Monday, December 19, 2022

Resurrecting "Interview With the Vampire"

I went through an Anne Rice phase in high school, as I'm sure many '90s teenagers did.  The Neil Jordan adaptation of "Interview With the Vampire" was fun, but felt rather compromised in spite of the big name actors.  I wasn't expecting much when I heard that AMC and Rolin Jones were adapting the book again for a television series, this time with the participation of Rice and her family.  I underestimated what a television production would be capable of, and was delighted to find that in a season full of splashy fantasy series, the new "Interview With the Vampire" outshines most of them, and is one of the best shows of the year.


This adaptation immediately distinguishes itself in several ways.  First, and most importantly, it departs from the text of the novel significantly, treating the titular vampire, Louis de Pointe du Lac (Jacob Anderson) as a very unreliable narrator.  The original novel exists in universe, written in the '70s by Daniel Molloy (Eric Bogosian), who is now summoned to Dubai in the present day for a second attempt at getting a truthful account of Louis's life story.  Daniel is now elderly and suffering from Parkinson's, but also a much tougher, more combative interviewer.  He questions Louis's recollections at every turn, picking apart his motives and his framing of events.  


And it's almost immediately apparent why.  The first season is seven episodes that cover roughly three decades, starting in 1910.  Instead of the white plantation owner from the novel, Louis is Black creole, and now the owner of a New Orleans brothel in the notorious Storyville red light district.  His relationship with the vampire who turns him, Lestat de Lioncourt (Sam Reid), is explicitly homosexual and romantic, instead of vaguely homoerotic. Their adopted daughter, Claudia (Bailey Bass), is also black.  This immediately adds much more social and historical material to chew on, and the show's writers jump in with relish.  Now Louis's story is not only about the struggle to reconcile himself with his existence as a vampire, but also as a black man in a world that barely tolerates him.  The early episodes track his eroding humanity not only through his development as a vampire, but the gradual destruction of his ties with his family, and the thwarting of his business ambitions by racist local authorities.  
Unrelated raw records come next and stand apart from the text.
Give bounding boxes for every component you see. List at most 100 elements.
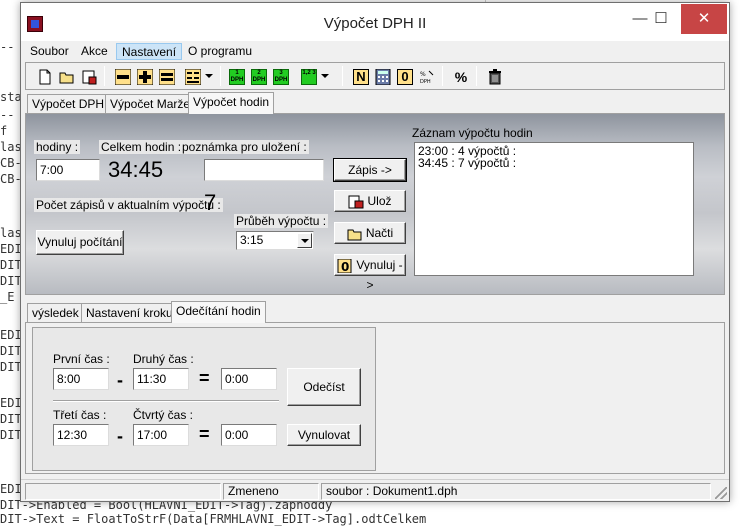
calculator-icon[interactable] [372,66,392,86]
minus-sign: - [117,370,123,390]
code-line: EDI [0,328,22,342]
code-line: _E [0,290,15,304]
dph-1-icon[interactable]: 1 DPH [226,66,246,86]
dph-2-icon[interactable]: 2 DPH [248,66,268,86]
poznamka-input[interactable] [204,159,324,181]
minus-sign: - [117,426,123,446]
calc-dropdown-arrow[interactable] [203,66,214,86]
prubeh-vypoctu-value: 3:15 [240,233,264,247]
maximize-button[interactable]: ☐ [646,4,676,34]
treti-cas-input[interactable]: 12:30 [53,424,109,446]
tab-vypocet-marze[interactable]: Výpočet Marže [105,94,196,114]
zaznam-listbox[interactable]: 23:00 : 4 výpočtů : 34:45 : 7 výpočtů : [414,142,694,276]
save-icon [348,195,364,209]
pocet-zapisu-value: 7 [204,190,217,215]
vynuluj-pocitani-button[interactable]: Vynuluj počítání [36,230,124,255]
plus-icon[interactable] [134,66,154,86]
percent-icon[interactable]: % [450,66,470,86]
code-line: EDI [0,482,22,496]
uloz-button[interactable]: Ulož [334,190,406,212]
result-2-input[interactable]: 0:00 [221,424,277,446]
menu-o-programu[interactable]: O programu [183,43,257,60]
prvni-cas-input[interactable]: 8:00 [53,368,109,390]
toolbar-separator [104,66,105,86]
percent-label: % [454,69,468,85]
dph-2-label: 2 DPH [251,69,267,85]
resize-grip-icon[interactable] [715,487,727,499]
svg-text:DPH: DPH [420,79,431,85]
svg-text:0: 0 [341,260,349,273]
menu-soubor[interactable]: Soubor [25,43,74,60]
zapis-button[interactable]: Zápis -> [333,158,407,182]
hodiny-input[interactable]: 7:00 [36,159,100,181]
open-folder-icon[interactable] [56,66,76,86]
hodiny-label: hodiny : [34,140,81,154]
druhy-cas-input[interactable]: 11:30 [133,368,189,390]
bottom-tab-strip: výsledek Nastavení kroku Odečítání hodin [25,301,725,323]
trash-icon[interactable] [484,66,504,86]
code-line: DIT [0,428,22,442]
code-line: las [0,226,22,240]
dph-list-icon[interactable]: 1,2 3 [298,66,318,86]
list-item[interactable]: 34:45 : 7 výpočtů : [418,157,690,169]
prubeh-vypoctu-select[interactable]: 3:15 [236,231,314,250]
code-line: f [0,124,8,138]
odecist-button[interactable]: Odečíst [287,368,361,406]
minus-icon[interactable] [112,66,132,86]
new-document-icon[interactable] [34,66,54,86]
status-file: soubor : Dokument1.dph [321,483,711,500]
code-line: DIT [0,360,22,374]
n-icon[interactable]: N [350,66,370,86]
pocet-zapisu-label: Počet zápisů v aktualním výpočtu : [34,198,223,212]
chevron-down-icon[interactable] [297,233,312,248]
subtract-group-box: První čas : 8:00 - Druhý čas : 11:30 = 0… [32,327,376,471]
dph-dropdown-arrow[interactable] [319,66,330,86]
toolbar-separator [220,66,221,86]
tab-odecitani-hodin[interactable]: Odečítání hodin [171,301,266,323]
celkem-hodin-label: Celkem hodin : [99,140,184,154]
dph-3-icon[interactable]: 3 DPH [270,66,290,86]
equals-icon[interactable] [156,66,176,86]
dph-3-label: 3 DPH [273,69,289,85]
menu-bar: Soubor Akce Nastavení O programu [21,41,729,61]
vynuluj-button[interactable]: 0 Vynuluj -> [334,254,406,292]
toolbar: 1 DPH 2 DPH 3 DPH 1,2 3 N 0 % DPH % [25,62,725,90]
zero-label: 0 [397,69,413,85]
open-folder-icon [347,229,362,241]
zaznam-label: Záznam výpočtu hodin [412,126,533,140]
menu-akce[interactable]: Akce [76,43,113,60]
dph-list-label: 1,2 3 [301,69,317,85]
title-bar[interactable]: Výpočet DPH II — ☐ ✕ [21,3,729,41]
code-line: sta [0,90,22,104]
nacti-button[interactable]: Načti [334,222,406,244]
ctvrty-cas-input[interactable]: 17:00 [133,424,189,446]
tab-vypocet-dph[interactable]: Výpočet DPH [27,94,110,114]
calc-list-icon[interactable] [182,66,202,86]
tab-nastaveni-kroku[interactable]: Nastavení kroku [81,303,178,323]
status-modified: Zmeneno [223,483,319,500]
vynulovat-button[interactable]: Vynulovat [287,424,361,446]
uloz-label: Ulož [367,194,392,208]
zero-icon[interactable]: 0 [394,66,414,86]
code-line: EDI [0,396,22,410]
equals-sign: = [199,368,210,388]
subtract-hours-panel: První čas : 8:00 - Druhý čas : 11:30 = 0… [25,322,725,474]
nacti-label: Načti [365,226,394,240]
dph-edit-icon[interactable]: % DPH [416,66,436,86]
code-line: DIT [0,412,22,426]
close-button[interactable]: ✕ [681,4,727,34]
zero-icon: 0 [337,258,352,273]
menu-nastaveni[interactable]: Nastavení [116,43,183,60]
ctvrty-cas-label: Čtvrtý čas : [133,408,194,422]
toolbar-separator [476,66,477,86]
save-icon[interactable] [78,66,98,86]
tab-vypocet-hodin[interactable]: Výpočet hodin [188,92,275,114]
result-1-input[interactable]: 0:00 [221,368,277,390]
code-line: DIT->Text = FloatToStrF(Data[FRMHLAVNI_E… [0,512,427,526]
celkem-hodin-value: 34:45 [108,157,164,182]
code-line: DIT [0,274,22,288]
prvni-cas-label: První čas : [53,352,110,366]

This version of Louis is far more interesting and sympathetic, benefiting greatly from Jacob Anderson's nuanced, passionate performance.  However, he's frequently overshadowed by Sam Reid and Bailey Bass just due to the nature of their characters.  Reid gets the showiest part as Lestat, the charismatic French vampire whose love for Louis becomes selfish and controlling.  To be blunt, he blows Tom Cruise's Lestat out of the water, terrifying one moment and completely delightful the next.  The accent alone is a vast improvement.  Claudia has been aged up to fourteen and is a far more difficult, provocative presence, with destructive adolescent growing pains.  Though physically weaker, she's soon on the same level as her guardians, intellectually and emotionally.  Bass is especially good when Claudia verbally spars with Lestat, who she contemptuously refers to as "Uncle Les."      


The first season covers the first half of the book, and takes place almost entirely in New Orleans.  I don't know what AMC spent on the series, but it looks absolutely stunning.  The production values are to die for, and includes copious amounts of sex and violence.  What really won me over, however, was the writing.  The show is not afraid of being a romance when it needs to be, or a horror story, or a piece of historical fiction.  It's not afraid of being complicated, with monstrous protagonists who are terribly sympathetic and anything but easy to parse.  And I've rarely heard such literate, sharp-witted, delightfully self-indulgent dialogue in any sort of recent American media.   Lestat will incorporate French phrases without bothering to translate for the English speaking audience.  Daniel Molloy is such an uncompromising asshole, he might be my favorite character in the show.      


In short, the creators of the series did such a good job that I'm not only looking forward to the next season of "Interview With the Vampire," but the other planned spinoff series that are in the works, starting with the "Mayfair Witches" series coming in 2023.  This is one of the best updates of a genre franchise that I've ever seen, and I can't wait to see how other parts of this story will be adapted.